We had a false alarm go off in the building where I work last week. The elevators automatically shut down forcing the use of the fire escapes. The building is 22 floors. I was lucky in that I’d just taken the elevator to the first floor to step outside on a break. When they finally let us back in, I wondered what someone with mobility issues is expected to do had the building been on fire. Just die? Have a kind soul carry them? With most people wfh at least a couple of days per week, this seems really dangerous for anyone who might get stranded.
They told Grenfell Tower residents to stay in their rooms as well.
That did not go well.
They would have been fine if the building had actually been designed properly but because it hadn’t been designed properly a lot of deaths occurred. Staying in your room is a good tactic if you’re in a well-designed building because they will contain the fire to a single.

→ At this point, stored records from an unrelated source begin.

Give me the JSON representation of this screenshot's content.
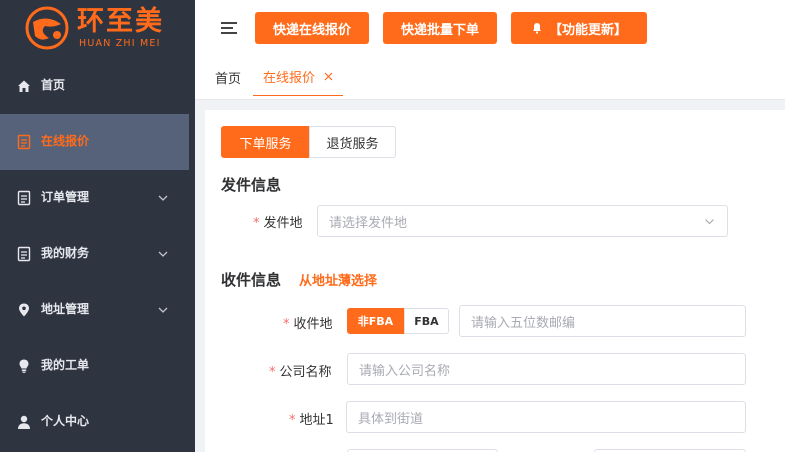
{
  "brand": {
    "title": "环至美",
    "subtitle": "HUAN ZHI MEI",
    "accent": "#ff6b1a",
    "sidebar_bg": "#2f3441"
  },
  "sidebar": {
    "items": [
      {
        "label": "首页",
        "icon": "home-icon",
        "active": false,
        "expandable": false
      },
      {
        "label": "在线报价",
        "icon": "document-icon",
        "active": true,
        "expandable": false
      },
      {
        "label": "订单管理",
        "icon": "document-icon",
        "active": false,
        "expandable": true
      },
      {
        "label": "我的财务",
        "icon": "document-icon",
        "active": false,
        "expandable": true
      },
      {
        "label": "地址管理",
        "icon": "location-icon",
        "active": false,
        "expandable": true
      },
      {
        "label": "我的工单",
        "icon": "lightbulb-icon",
        "active": false,
        "expandable": false
      },
      {
        "label": "个人中心",
        "icon": "user-icon",
        "active": false,
        "expandable": false
      }
    ]
  },
  "topbar": {
    "buttons": [
      {
        "label": "快递在线报价"
      },
      {
        "label": "快递批量下单"
      },
      {
        "label": "【功能更新】",
        "icon": "bell-icon"
      }
    ]
  },
  "tabs": {
    "items": [
      {
        "label": "首页",
        "active": false
      },
      {
        "label": "在线报价",
        "active": true,
        "closable": true
      }
    ]
  },
  "service_switch": {
    "options": [
      {
        "label": "下单服务",
        "selected": true
      },
      {
        "label": "退货服务",
        "selected": false
      }
    ]
  },
  "sender": {
    "title": "发件信息",
    "origin": {
      "label": "发件地",
      "placeholder": "请选择发件地"
    }
  },
  "recipient": {
    "title": "收件信息",
    "address_book_link": "从地址薄选择",
    "destination": {
      "label": "收件地",
      "type_options": [
        {
          "label": "非FBA",
          "selected": true
        },
        {
          "label": "FBA",
          "selected": false
        }
      ],
      "postcode_placeholder": "请输入五位数邮编"
    },
    "company": {
      "label": "公司名称",
      "placeholder": "请输入公司名称"
    },
    "address1": {
      "label": "地址1",
      "placeholder": "具体到街道"
    }
  }
}
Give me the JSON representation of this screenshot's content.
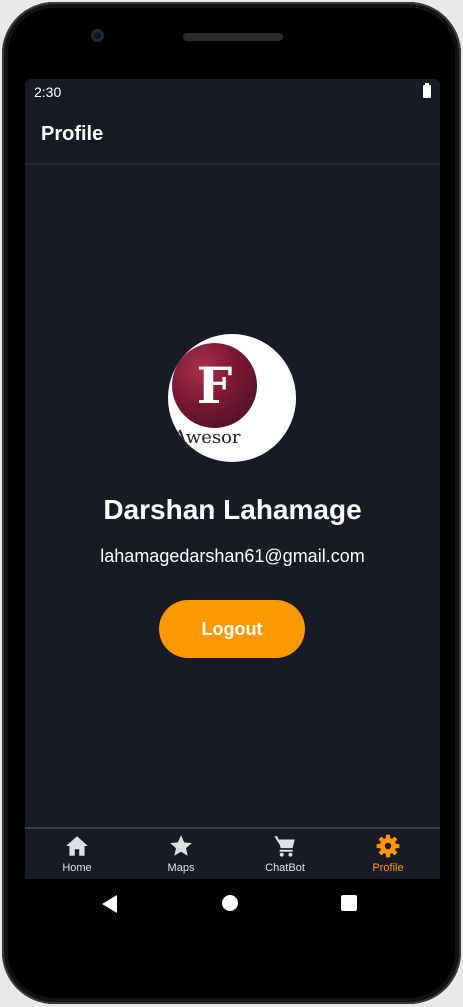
{
  "status": {
    "time": "2:30"
  },
  "appbar": {
    "title": "Profile"
  },
  "profile": {
    "avatar_letter": "F",
    "avatar_text": "nAwesor",
    "name": "Darshan Lahamage",
    "email": "lahamagedarshan61@gmail.com",
    "logout_label": "Logout"
  },
  "nav": {
    "tabs": [
      {
        "label": "Home",
        "icon": "home-icon"
      },
      {
        "label": "Maps",
        "icon": "star-icon"
      },
      {
        "label": "ChatBot",
        "icon": "cart-icon"
      },
      {
        "label": "Profile",
        "icon": "gear-icon",
        "active": true
      }
    ]
  },
  "colors": {
    "accent": "#ff9800",
    "background": "#181a26"
  }
}
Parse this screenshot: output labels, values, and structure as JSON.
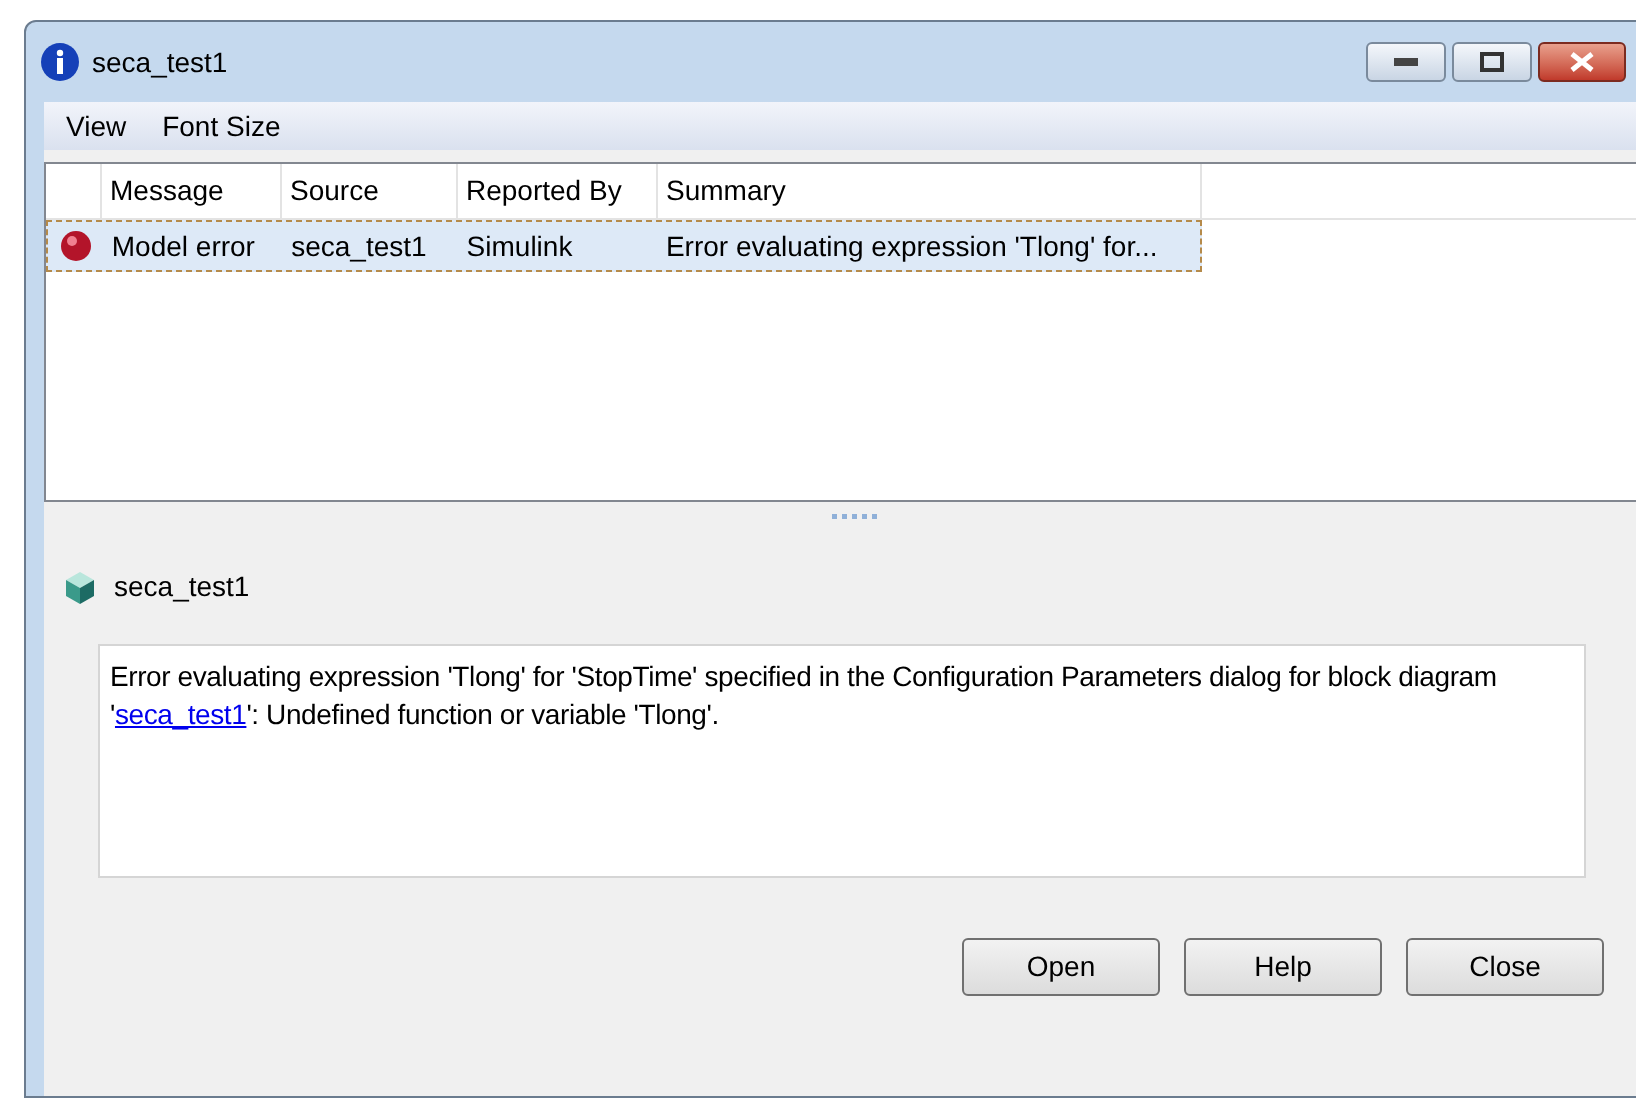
{
  "window": {
    "title": "seca_test1"
  },
  "menu": [
    "View",
    "Font Size"
  ],
  "table": {
    "columns": [
      "Message",
      "Source",
      "Reported By",
      "Summary"
    ],
    "rows": [
      {
        "cells": [
          "Model error",
          "seca_test1",
          "Simulink",
          "Error evaluating expression 'Tlong' for..."
        ],
        "selected": true
      }
    ]
  },
  "detail": {
    "title": "seca_test1",
    "message_before": "Error evaluating expression 'Tlong' for 'StopTime' specified in the Configuration Parameters dialog for block diagram '",
    "link": "seca_test1",
    "message_after": "': Undefined function or variable 'Tlong'."
  },
  "buttons": [
    "Open",
    "Help",
    "Close"
  ]
}
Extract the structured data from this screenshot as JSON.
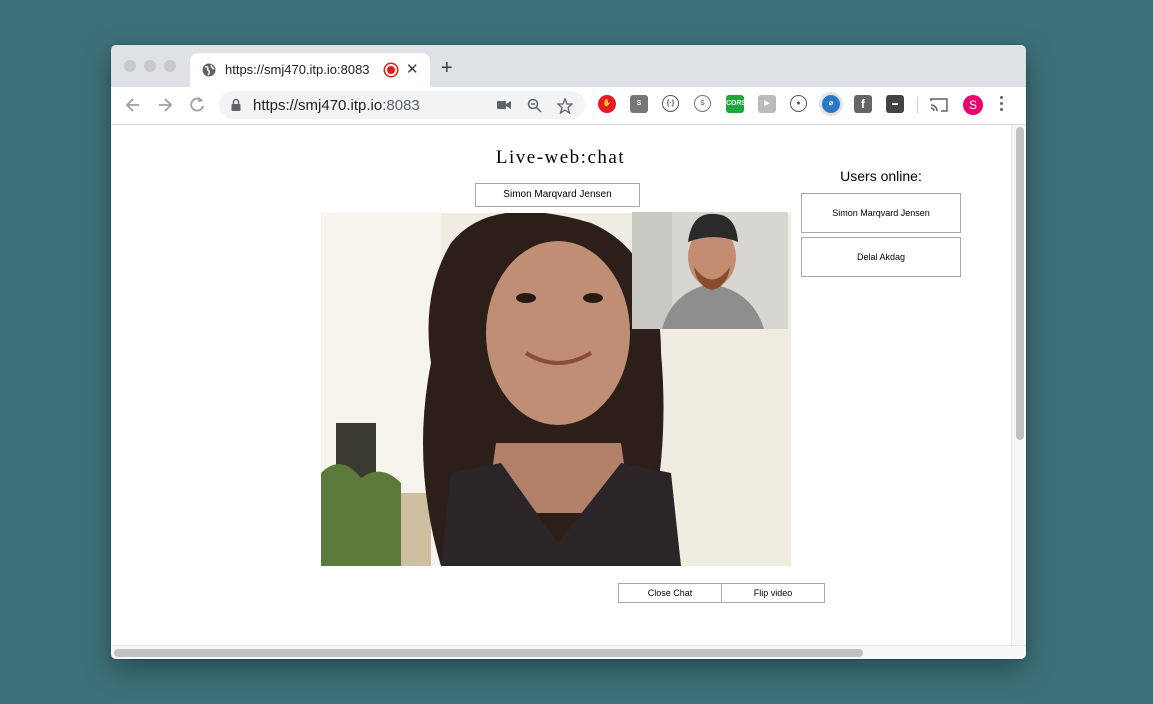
{
  "browser": {
    "tab": {
      "title": "https://smj470.itp.io:8083"
    },
    "address": {
      "host": "https://smj470.itp.io",
      "port": ":8083"
    },
    "extensions": [
      "stop-hand-icon",
      "s-extension-icon",
      "brackets-icon",
      "skype-icon",
      "cors-icon",
      "video-ext-icon",
      "drop-icon",
      "compass-icon",
      "facebook-icon",
      "jira-icon",
      "cast-icon"
    ],
    "cors_label": "CORS",
    "avatar_letter": "S"
  },
  "page": {
    "title": "Live-web:chat",
    "username": "Simon Marqvard Jensen",
    "users_title": "Users online:",
    "users": [
      "Simon Marqvard Jensen",
      "Delal Akdag"
    ],
    "buttons": {
      "close_chat": "Close Chat",
      "flip_video": "Flip video"
    }
  }
}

The trouble is you don’t know if you are in a safe designed building, or if you’re in the building designed by an idiot, built by the lowest bidder and coated in paraffin wall paneling for aesthetic effect.
And until one of them burns down and kills 80-odd people, nobody really cares to check.
Yup, Grenfell was one of two disasters that I had in mind in my answer, that was bad enough that able bodied people needed firefighter rescues (or where rescue was futile and they were basically doomed from the start).
I take it 9/11 is the other one?
Yeah. Top floors doomed from the start, but a wheelchair-bound person on the 69th floor was safely evacuated. This link says that 5 people were saved using this evacuation chair.
Yeah I was thinking 9/11 too when you described that getting out early is good, but (non top floor) is unlikely to have injured anyone.